JG Summit’s P30-B bonds retain highest rating
Local credit watchdog Philippine Rating Services Corp. (PhilRatings) has maintained its triple A rating on JG Summit Holdings Inc.'s outstanding P30-billion bond issue.
The PRS Aaa rating, the best rating level assigned by PhilRatings, suggests that JG Summit's obligations are of the highest quality with minimal credit risk and that the obligor's capacity to meet its financial commitment on the obligation is deemed extremely strong.
JG Summit is one of the country's largest and most diversified conglomerates with substantial interests in food, agro-industrial and commodities, real estate and hotel, air transportation, banking and petrochemicals.
In a statement, PhilRatings said the rating reflected JG Summit's strong liquidity, sound capitalization, the solid market position of its core businesses, and the company's experienced management team.
PhilRatings also took into account the continued positive prospects of the domestic economy, which are expected to augur well for JG Summit's core businesses.
JG Summit's liquidity remained adequate, with cash and cash equivalents of P32.5 billion, current available-for-sale (AFS) investments of P10.4 billion, and financial assets at fair value through profit or loss (FVPL) of P17.3 billion, which when combined more than covered short-term debt of P45.2 billion.
"Liquidity is expected to remain robust as operating cash will remain positive, and will be used to fund capital expenditures and loan repayments in 2015 and 2016. Reflecting the group's expansion, capex will account for the bulk of project cash outflows," PhilRatings said.
In addition to its internal cash generation, JG Summit has access to a variety of external funding sources. As of Sept. 30, last year, the group had available credit lines from several domestic and foreign banks.
"Historically, the group has also demonstrated its ability to successfully tap the debt and equity markets to generate funds," PhilRatings said.
PhilRatings noted that the holding firm's capital structure remained sound, with debt- to- equity ( DE) ratio projected to gradually taper off due to the increase in equity this year and an expected decline in debt in 2016 due to loan repayments.
Food unit Universal Robina Corp. ( URC) is one of the largest branded consumer food product companies in the Philippines, and has a growing presence in other Asian markets.
In the Philippines, URC is a dominant player, with leading market shares in savory snacks, candies and chocolates, and is a significant player in biscuits, with leading positions in cookies and pretzels. It is the largest player in the ready-to-drink (RTD) tea market, and is an important second player in both the noodles and coffee businesses.
Property subsidiary Robinsons Land Corp., meanwhile, enjoys a huge landbank, estimated at 562.88 hectares valued at around P23.8 billion as of Dec. 31 last year.

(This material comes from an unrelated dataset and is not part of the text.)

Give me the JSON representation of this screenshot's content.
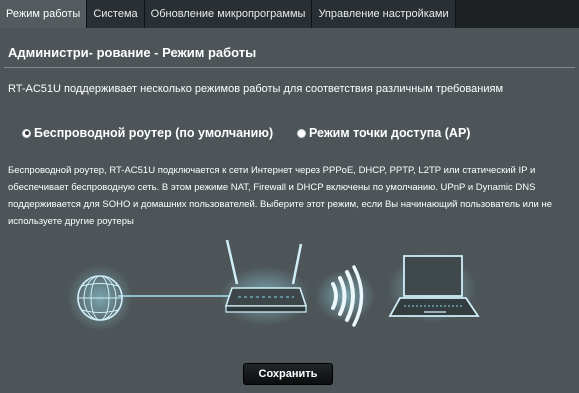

Airline unit Cebu Air is the leading low cost carrier ( LCC) in the country, accounting for 56.9 percent of the total domestic passenger market. It operates an extensive route network with 55 domestic and 35 international routes, and a total of 2,270 scheduled weekly flights.
Meanwhile, JG Summit Petrochemical Corp. is the country's largest polymer resins producer, and the only local manufacturer that produces both PP and PE in an integrated complex.